Hi Sweetheart,
It’s just before dinner on Thursday evening. Had a good time of devotions this morning. I’m really trying to be open to the leading of the Holy Spirit. My prayer beforehand is that God would give me “spiritual bread” for the day, my Manna. And as I read I am trying to be sensitive to His leading. To be open and receptive to the verses he “talks” to me with. Then I let those verses resonate, unfolding and revealing themselves to me throughout the day. I am also attempting to memorize them, we’ll see how that goes. Today’s verses are from Hebrews:
Today you must listen to His voice.

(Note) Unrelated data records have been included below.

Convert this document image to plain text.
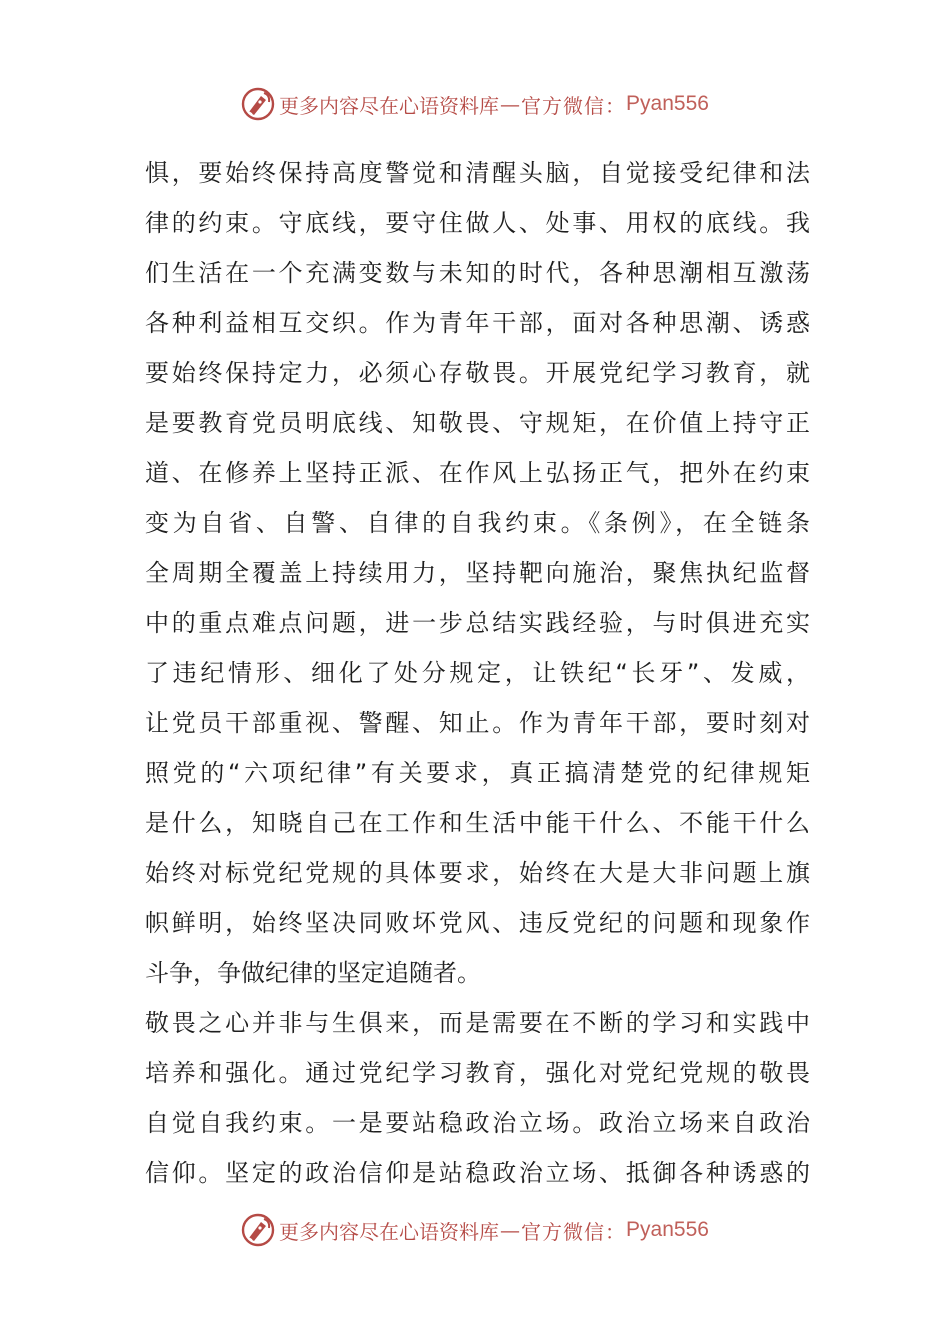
更多内容尽在心语资料库 — 官方微信： Pyan556
惧，要始终保持高度警觉和清醒头脑，自觉接受纪律和法
律的约束。守底线，要守住做人、处事、用权的底线。我
们生活在一个充满变数与未知的时代，各种思潮相互激荡
各种利益相互交织。作为青年干部，面对各种思潮、诱惑
要始终保持定力，必须心存敬畏。开展党纪学习教育，就
是要教育党员明底线、知敬畏、守规矩，在价值上持守正
道、在修养上坚持正派、在作风上弘扬正气，把外在约束
变为自省、自警、自律的自我约束。《条例》，在全链条
全周期全覆盖上持续用力，坚持靶向施治，聚焦执纪监督
中的重点难点问题，进一步总结实践经验，与时俱进充实
了违纪情形、细化了处分规定，让铁纪“长牙”、发威，
让党员干部重视、警醒、知止。作为青年干部，要时刻对
照党的“六项纪律”有关要求，真正搞清楚党的纪律规矩
是什么，知晓自己在工作和生活中能干什么、不能干什么
始终对标党纪党规的具体要求，始终在大是大非问题上旗
帜鲜明，始终坚决同败坏党风、违反党纪的问题和现象作
斗争，争做纪律的坚定追随者。
敬畏之心并非与生俱来，而是需要在不断的学习和实践中
培养和强化。通过党纪学习教育，强化对党纪党规的敬畏
自觉自我约束。一是要站稳政治立场。政治立场来自政治
信仰。坚定的政治信仰是站稳政治立场、抵御各种诱惑的
更多内容尽在心语资料库 — 官方微信： Pyan556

Hebrews 3:7
For if we are faithful to the end, trusting God just as firmly as when we first believed, we will share in all that belongs to Christ. Hebrews 3:14
I’m still letting both of them soak in. But I have been encouraged by them today, committing them to memory. I guess I’m always encouraged by verses that tell me to perservere, to “press on.”
—-
I just got back from my visit with JP. Man, the time really flew by. I sure enjoyed seeing him. He is one of those guys, like Doug Damon, that I really miss talking to. The type that help me live out Proverbs 27:17. Christian men helping each other become better. I shared with him some stories of God’s moment-by-moment provision of safety for me, which seemed to hit home with him. Really it was the moment-by-moment reliance on God that sparked his interest. He wants to tap into that, adopt it as a way of life. I think the visit helped to spark the excitement of that “in love” intesity with Christ. To remind him of our mission. I shared Hebrews 3:14 and Acts 20:24 with him and reiterated the importance of memorizing Scripture, to “write it on the tablet of our heart.” Truly the importance of it cannot be overstated. But it appears that this is an area that so many people struggle with. I know that I always have. I would cringe, just like JP did, at the very mention of it. But I told him that we could help keep each other accountable in that regard. I look forward to meeting with both of he and Doug when I get out, to continue/resume the early morning accountability breakfasts. But that will be only after I have has an ample amount of early morning “snuggleage” with my lovely wife.
My heart ached to be home today when we talked. Mallory moaning, Buddy crying, and you just trying to make it to the end of a long day. The words that kept echoing in my mind were, “I should be there right now.” I try not to let the feeling get to me or bring me down, but it’s really hard sometimes. But instead of allowing the feeling to sideline me, I prayed. I walked and prayed. I prayed that God would continue to provide for all of us. I prayed that He would continue to give you the strength, endurance, patience, love and parental insight needed to successfully navigate your busy days. And, like always, I prayed that He would reunite us sooner than later…emphasis on the sooner!
Your husband is very proud of you and is praying for you continually. I long to be by your side!
I’ll write more later. Please kiss our babies goodnight for me. Rest well my love.